Para viver uma vida amorosa e sexual saudável e prazerosa é indispensável um trabalho de transformação interior e emocional honesto e sincero:

QUAL É A MINHA VERDADEIRA POLARIDADE SEXUAL? MASCULINA OU FEMININA?

COMO ERA O AMBIENTE FAMILIAR ENTRE OS 3 E 6 ANOS DE IDADE (PERÍODO EDIPIANO/ ELETRA)?

QUAL FOI A HISTÓRIA REAL DA MINHA CONCEÇÃO?

COMO VIVERAM OS MEUS PAIS A SUA VIDA AMOROSA?

COMO OS MEUS ANTEPASSADOS VIVERAM AS SUAS PRÓPRIAS HISTÓRIAS SEXUAIS E AMOROSAS?

As histórias sexuais inconscientes são informações de sobrevivências transmitidas pelos antepassados. Quando uma família vive dramas no concerne à sexualidade, uma aprendizagem é transmitida para os descendentes onde AMOR pode equivaler a PERIGO, VERGONHA, MORTE, REJEIÇÃO, ABANDONO, INJUSTIÇA, TRAIÇÃO, etc… Como o cérebro reptiliano existe para te proteger, fará tudo para garantir a tua sobrevivência, evitando o relacionamento ou descarregando emocionalmente no outro.

Informações emocionais presentes no inconsciente de uma DA:

Histórias de Infidelidade, promiscuidade, incesto, um amor não correspondido, mulheres que sofreram perda de filhos, filhos ilegítimos, abortos, viuvez precoce, abandono, gravidez antes do casamento, casamentos por obrigação, abuso sexual físico e emocional, violência doméstica, perversidades sexuais, homossexualidade não assumida, prostituição, etc.

Uma DA revela um leque de informações emocionais que se encontradas ocultadas ou negadas por um mecanismo de proteção psíquica, projetando esses conflitos na outra pessoa. Estes dramas não reconhecidos podem ser tão intensos, que acabam por incutir um stress inconsciente significativo.

TODOS OS RELACIONAMENTOS ESPELHAM AS NOSSAS PRÓPRIAS HISTÓRIAS AMOROSAS.

Cada pessoa que aparece na tua vida é sempre enviada através do teu inconsciente.

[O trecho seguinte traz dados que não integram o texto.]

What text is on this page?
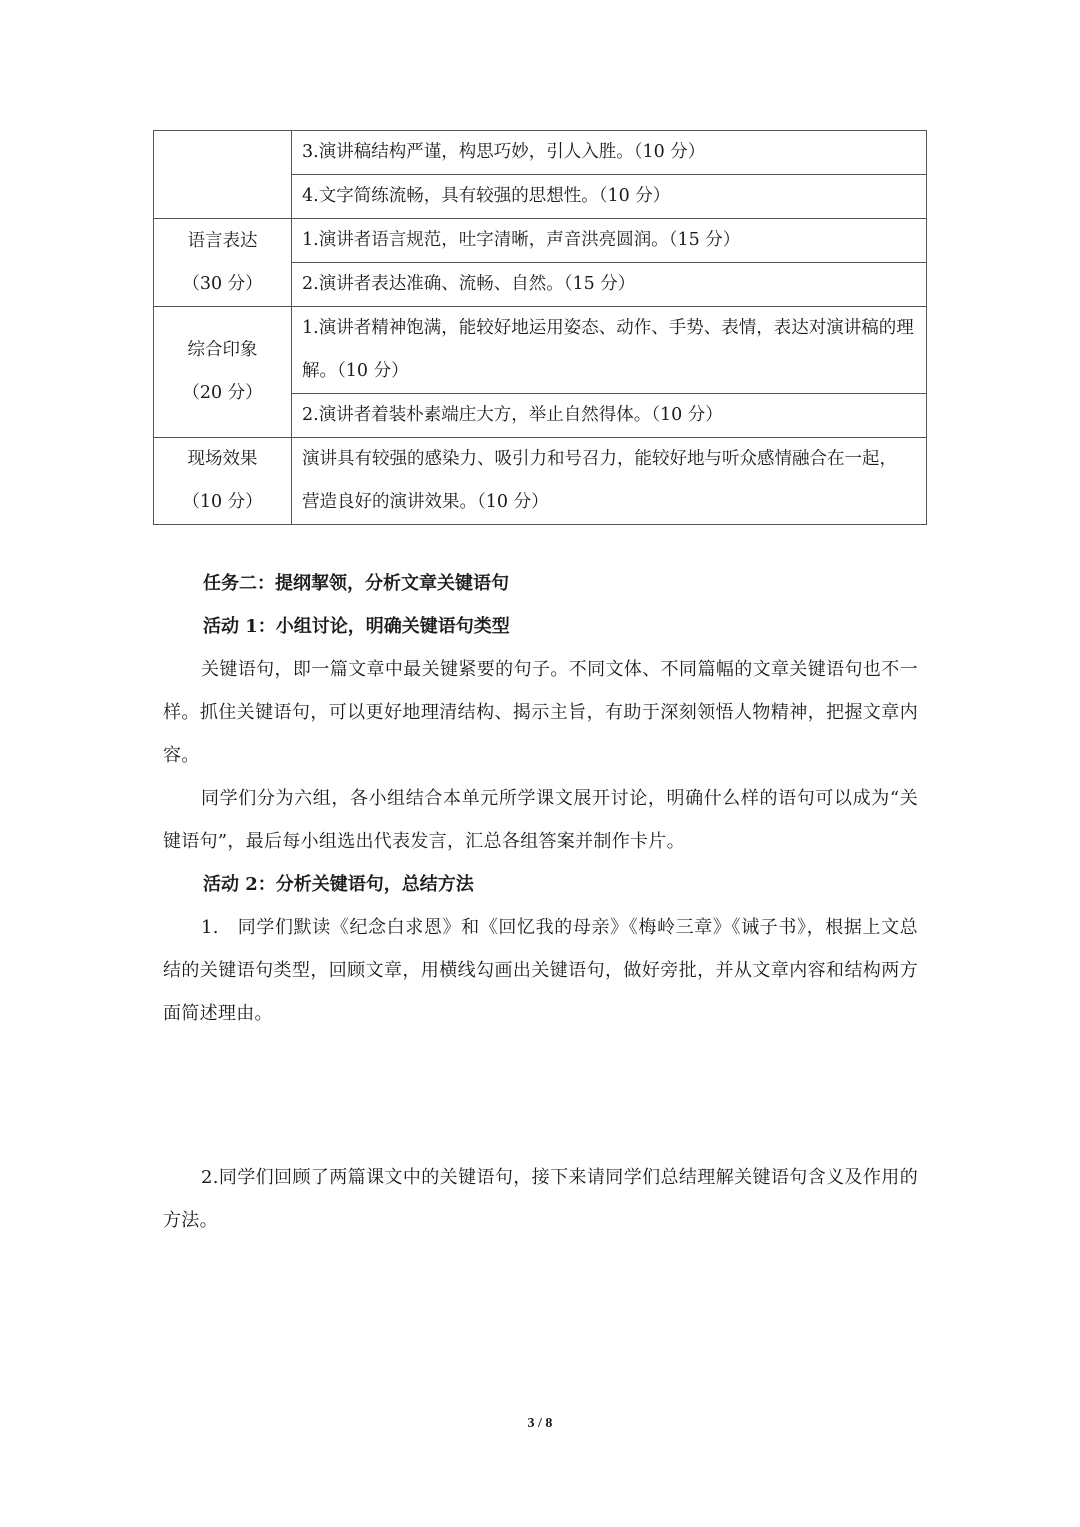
	3.演讲稿结构严谨，构思巧妙，引人入胜。（10 分）
	4.文字简练流畅，具有较强的思想性。（10 分）

语言表达
（30 分）	1.演讲者语言规范，吐字清晰，声音洪亮圆润。（15 分）
	2.演讲者表达准确、流畅、自然。（15 分）

综合印象
（20 分）	1.演讲者精神饱满，能较好地运用姿态、动作、手势、表情，表达对演讲稿的理解。（10 分）
	2.演讲者着装朴素端庄大方，举止自然得体。（10 分）

现场效果
（10 分）	演讲具有较强的感染力、吸引力和号召力，能较好地与听众感情融合在一起，营造良好的演讲效果。（10 分）
任务二：提纲挈领，分析文章关键语句
活动 1：小组讨论，明确关键语句类型
关键语句，即一篇文章中最关键紧要的句子。不同文体、不同篇幅的文章关键语句也不一样。抓住关键语句，可以更好地理清结构、揭示主旨，有助于深刻领悟人物精神，把握文章内容。
同学们分为六组，各小组结合本单元所学课文展开讨论，明确什么样的语句可以成为“关键语句”，最后每小组选出代表发言，汇总各组答案并制作卡片。
活动 2：分析关键语句，总结方法
1.　同学们默读《纪念白求恩》和《回忆我的母亲》《梅岭三章》《诫子书》，根据上文总结的关键语句类型，回顾文章，用横线勾画出关键语句，做好旁批，并从文章内容和结构两方面简述理由。
2.同学们回顾了两篇课文中的关键语句，接下来请同学们总结理解关键语句含义及作用的方法。
3 / 8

Nada acontece por acaso, a DA segue leis de atração e aversão inconscientes que obriga a consciencialização dos programas sexuais ocultados.
Antes de mergulhar numa postura de vitimismo e culpabilidade, procurar olhar para os relacionamentos mais significativos antigos e/ou atuais e perguntar:

PARA QUÊ ATRAIO ESTE TIPO DE RELACIONAMENTO NA MINHA VIDA?

QUANDO ESTOU COM X PESSOA, O QUE REVELA O MEU CORAÇÃO? QUAL O MEU PAPEL?

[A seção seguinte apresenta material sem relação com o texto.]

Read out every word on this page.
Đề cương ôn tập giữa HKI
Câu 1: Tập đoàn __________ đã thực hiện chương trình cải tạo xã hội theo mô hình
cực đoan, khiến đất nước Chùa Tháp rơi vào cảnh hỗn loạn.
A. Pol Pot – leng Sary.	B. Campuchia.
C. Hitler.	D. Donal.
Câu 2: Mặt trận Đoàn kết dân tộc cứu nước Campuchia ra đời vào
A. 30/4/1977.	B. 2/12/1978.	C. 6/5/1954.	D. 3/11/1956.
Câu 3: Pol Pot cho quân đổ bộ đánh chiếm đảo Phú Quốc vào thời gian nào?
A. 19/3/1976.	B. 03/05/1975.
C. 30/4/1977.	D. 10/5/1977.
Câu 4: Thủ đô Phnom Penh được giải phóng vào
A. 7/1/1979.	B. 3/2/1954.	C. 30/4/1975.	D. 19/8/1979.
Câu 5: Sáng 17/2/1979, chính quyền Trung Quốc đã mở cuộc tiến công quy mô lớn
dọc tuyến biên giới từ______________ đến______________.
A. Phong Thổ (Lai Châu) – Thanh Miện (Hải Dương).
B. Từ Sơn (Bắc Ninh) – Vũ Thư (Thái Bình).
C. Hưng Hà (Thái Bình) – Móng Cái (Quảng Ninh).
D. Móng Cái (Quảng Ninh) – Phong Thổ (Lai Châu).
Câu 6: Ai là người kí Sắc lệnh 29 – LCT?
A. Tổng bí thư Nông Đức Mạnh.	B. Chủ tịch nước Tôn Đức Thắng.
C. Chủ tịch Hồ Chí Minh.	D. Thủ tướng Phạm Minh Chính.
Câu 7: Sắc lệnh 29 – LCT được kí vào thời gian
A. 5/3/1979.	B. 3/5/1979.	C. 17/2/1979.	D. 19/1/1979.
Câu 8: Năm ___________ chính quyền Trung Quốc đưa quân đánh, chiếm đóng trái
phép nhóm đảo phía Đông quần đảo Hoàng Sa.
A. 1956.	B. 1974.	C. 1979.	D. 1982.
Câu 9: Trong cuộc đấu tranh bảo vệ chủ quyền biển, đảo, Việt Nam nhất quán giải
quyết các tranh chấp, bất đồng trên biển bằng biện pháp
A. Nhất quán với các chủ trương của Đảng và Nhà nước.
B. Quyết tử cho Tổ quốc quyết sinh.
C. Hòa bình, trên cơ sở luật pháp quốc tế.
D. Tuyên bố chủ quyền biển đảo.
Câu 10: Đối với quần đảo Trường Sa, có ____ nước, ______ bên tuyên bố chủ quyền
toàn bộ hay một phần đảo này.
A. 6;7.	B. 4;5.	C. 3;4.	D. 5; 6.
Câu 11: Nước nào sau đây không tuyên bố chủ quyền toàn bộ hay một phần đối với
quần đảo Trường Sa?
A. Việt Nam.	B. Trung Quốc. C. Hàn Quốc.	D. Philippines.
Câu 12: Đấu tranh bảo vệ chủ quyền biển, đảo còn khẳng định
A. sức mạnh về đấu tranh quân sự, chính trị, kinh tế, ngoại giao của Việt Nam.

O QUÊ ESSA PESSOA ESTÁ A QUERER TRAZER DO MEU PASSADO?

No teatro da vida amorosa acaba-se por criar histórias que não te pertencem e vestires papéis que não são teus. Todos os relacionamentos são oportunidades em curar feridas antigas e despertar o amor-próprio. Somente responsabilizando-te totalmente da tua DA, poderás encontrar uma liberdade amorosa e sexual autêntica que irá depender somente de ti próprio/a. Assume a tua DESORDEM AMOROSA e conquista o direito em seres feliz, com quem quer que estejas.